Donald Trump may travel in a private jet, but he knows how to talk like a grizzled union grunt. Standing in front of wall of garbage on Tuesday, the presumptive Republican nominee trashed the proposed Trans-Pacific Partnership trade deal and pitched himself as a friend of the American worker.

On Wednesday, the nation’s largest alliance of unions, the AFL-CIO, released an ad filleting Trump’s speech and calling the mogul a “fraud on trade.” It contrasted Trump’s promises to bring jobs back to the U.S. to his history of manufacturing his products in China and Bangladesh, spotlighting a David Letterman clip where the then-“Late Show” host dumped a pile of Trump brand ties on the table, all bearing tags from China.

The AFL’s president, Richard Trumka, also tweeted that a Trump presidency would mean “pink slips” for rank-and-file union workers.

Marc Perrone, head of the United Food and Commercial Workers International, joined in and noted that “only Donald Trump can come up with a trade policy that offends both organized labor & the Chamber of Commerce,” citing a tweet from the latter that expressed outrage over Trump’s policies from a “free-market” point of view.

The AFL-CIO, which along with the Service Employees International Union and United Steelworkers endorsed Trump’s Democratic rival Hillary Clinton earlier this year, has launched campaigns to combat Trump’s appeal among white workers in the Rust Belt. Clinton’s own campaign has scorched Trump in similar terms.

But these same unions have been quiet over Clinton’s onetime support for the TPP that Trump has spent his entire campaign lambasting. International Business Times has also reported that Clinton supported trade deals with Colombia and South Korea as secretary of state, after she (and President Barack Obama) promised to block them during the 2008 campaign.
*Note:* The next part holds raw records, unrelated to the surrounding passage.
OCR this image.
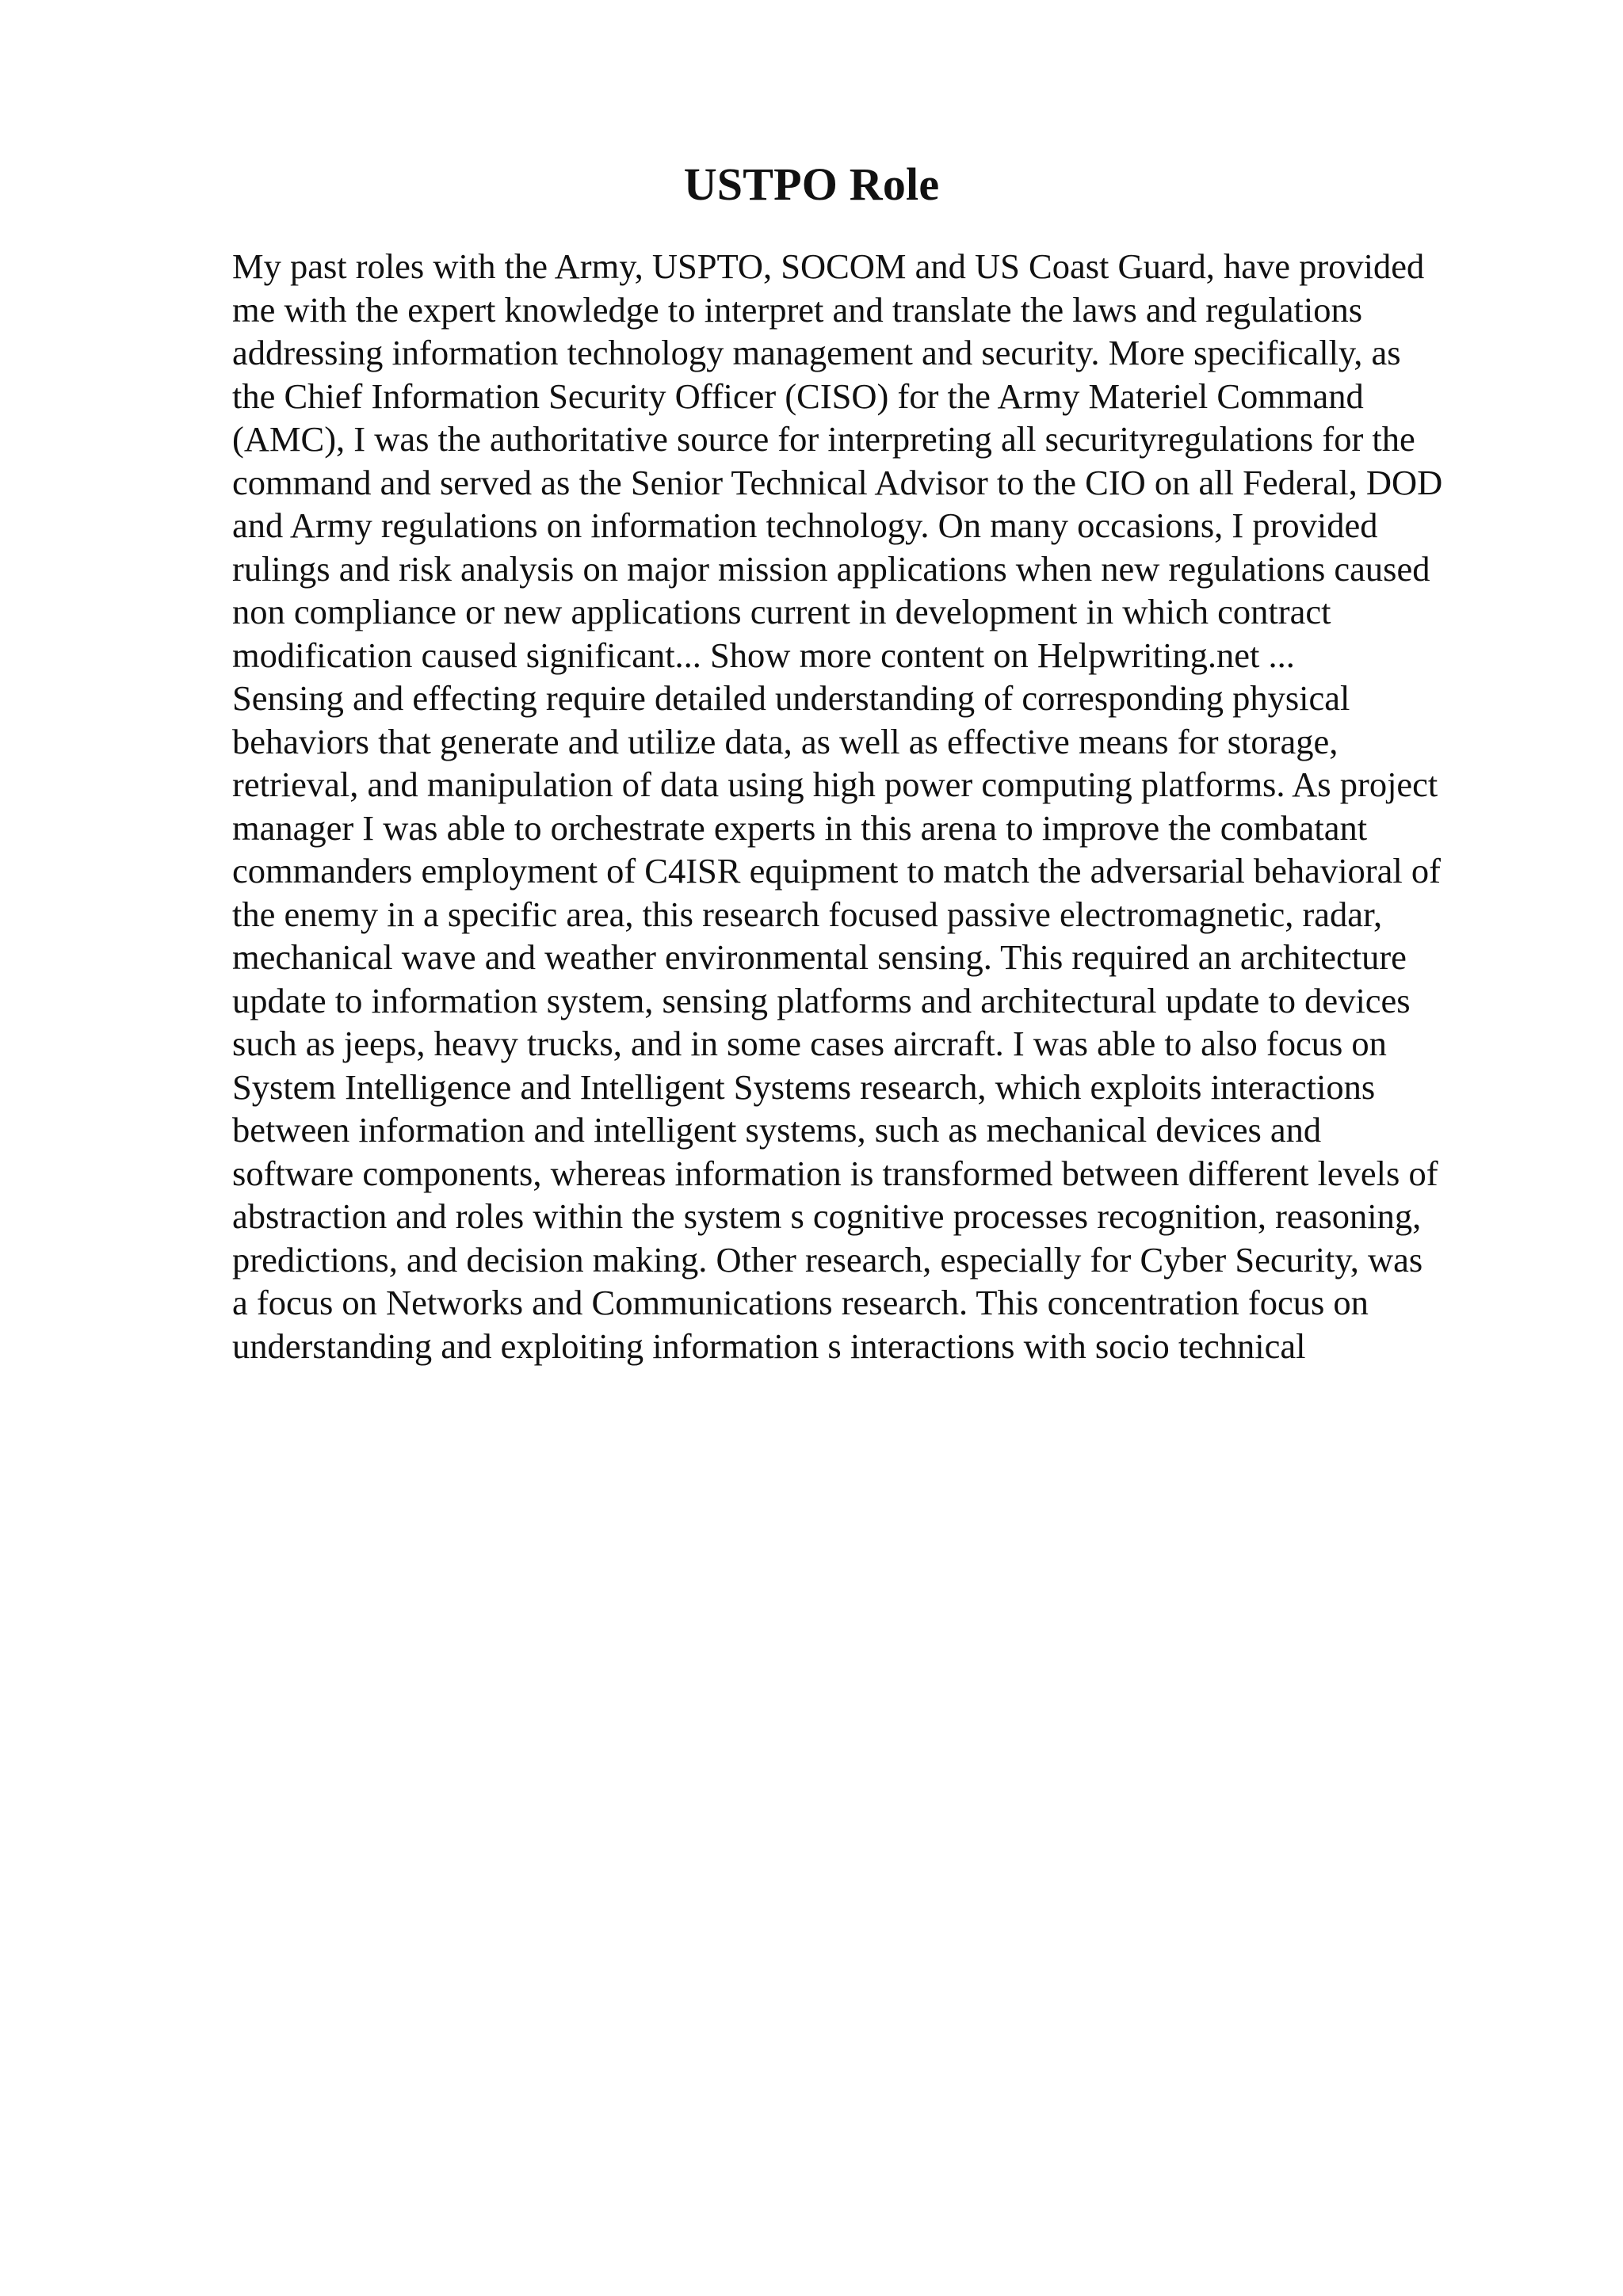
USTPO Role
My past roles with the Army, USPTO, SOCOM and US Coast Guard, have provided
me with the expert knowledge to interpret and translate the laws and regulations
addressing information technology management and security. More specifically, as
the Chief Information Security Officer (CISO) for the Army Materiel Command
(AMC), I was the authoritative source for interpreting all securityregulations for the
command and served as the Senior Technical Advisor to the CIO on all Federal, DOD
and Army regulations on information technology. On many occasions, I provided
rulings and risk analysis on major mission applications when new regulations caused
non compliance or new applications current in development in which contract
modification caused significant... Show more content on Helpwriting.net ...
Sensing and effecting require detailed understanding of corresponding physical
behaviors that generate and utilize data, as well as effective means for storage,
retrieval, and manipulation of data using high power computing platforms. As project
manager I was able to orchestrate experts in this arena to improve the combatant
commanders employment of C4ISR equipment to match the adversarial behavioral of
the enemy in a specific area, this research focused passive electromagnetic, radar,
mechanical wave and weather environmental sensing. This required an architecture
update to information system, sensing platforms and architectural update to devices
such as jeeps, heavy trucks, and in some cases aircraft. I was able to also focus on
System Intelligence and Intelligent Systems research, which exploits interactions
between information and intelligent systems, such as mechanical devices and
software components, whereas information is transformed between different levels of
abstraction and roles within the system s cognitive processes recognition, reasoning,
predictions, and decision making. Other research, especially for Cyber Security, was
a focus on Networks and Communications research. This concentration focus on
understanding and exploiting information s interactions with socio technical
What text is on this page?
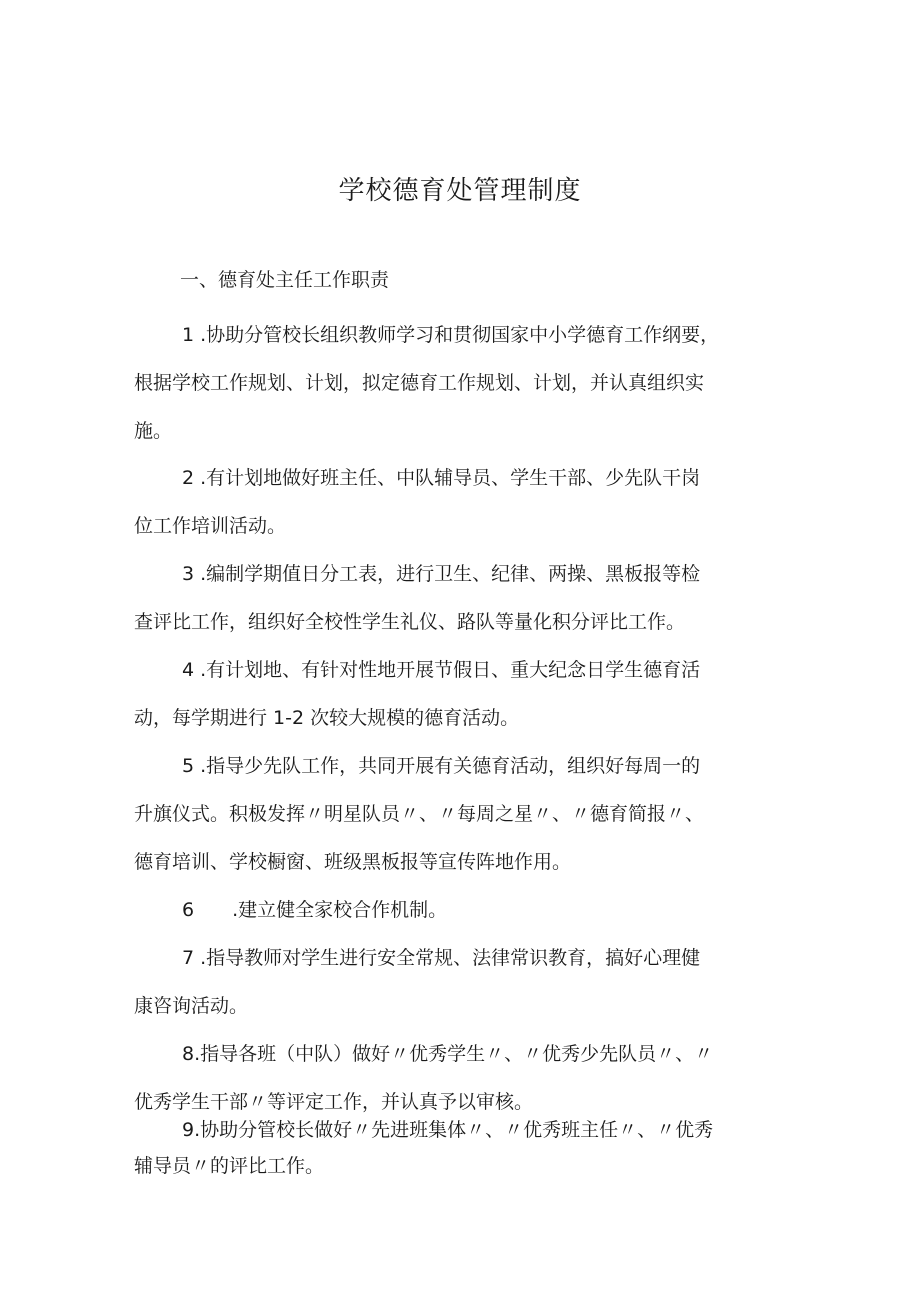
学校德育处管理制度
一、德育处主任工作职责
1 .协助分管校长组织教师学习和贯彻国家中小学德育工作纲要，
根据学校工作规划、计划，拟定德育工作规划、计划，并认真组织实
施。
2 .有计划地做好班主任、中队辅导员、学生干部、少先队干岗
位工作培训活动。
3 .编制学期值日分工表，进行卫生、纪律、两操、黑板报等检
查评比工作，组织好全校性学生礼仪、路队等量化积分评比工作。
4 .有计划地、有针对性地开展节假日、重大纪念日学生德育活
动，每学期进行 1-2 次较大规模的德育活动。
5 .指导少先队工作，共同开展有关德育活动，组织好每周一的
升旗仪式。积极发挥〃明星队员〃、〃每周之星〃、〃德育简报〃、
德育培训、学校橱窗、班级黑板报等宣传阵地作用。
6　　.建立健全家校合作机制。
7 .指导教师对学生进行安全常规、法律常识教育，搞好心理健
康咨询活动。
8.指导各班（中队）做好〃优秀学生〃、〃优秀少先队员〃、〃
优秀学生干部〃等评定工作，并认真予以审核。
9.协助分管校长做好〃先进班集体〃、〃优秀班主任〃、〃优秀
辅导员〃的评比工作。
The unions’ suspicions over Trump’s sincerity, articulated in Wednesday’s ad, don’t appear to apply to the Democratic nominee, who came out against the TPP only last year, after vocal opposition from her opponent Vermont Sen. Bernie Sanders and Massachusetts Sen. Elizabeth Warren.

Neither Trump’s nor Clinton’s campaigns responded to IBT requests for comment.

Randy Jones, a longtime steelworker in Granite City, Illinois, told IBT that Trump’s appeal to workers is driven by desperation.

“Hillary is all about a fake script and full of herself, and Trump has more of a reality show, hair-trigger approach and is arrogant as hell,” he said. ”Both have no connection with the plumber Joes and normal/regular people. Both [are] disconnected from the ones hurting ... and just blowing what they think everyone wants to hear, political hot air.”

Jones acknowledged that some of his fellow workers in Granite City are leaning Trump, but said many of them view the choice with despair.

“[We’re] still too busy trying stay afloat at our own steel mill to give a rat's ass about two millionaires jockeying for the top shelf,” he said. “Especially after the past elected officials let our industry get sold out to imports, while they idly sat back on their thumbs, sipped scotch and watched our mills shut.”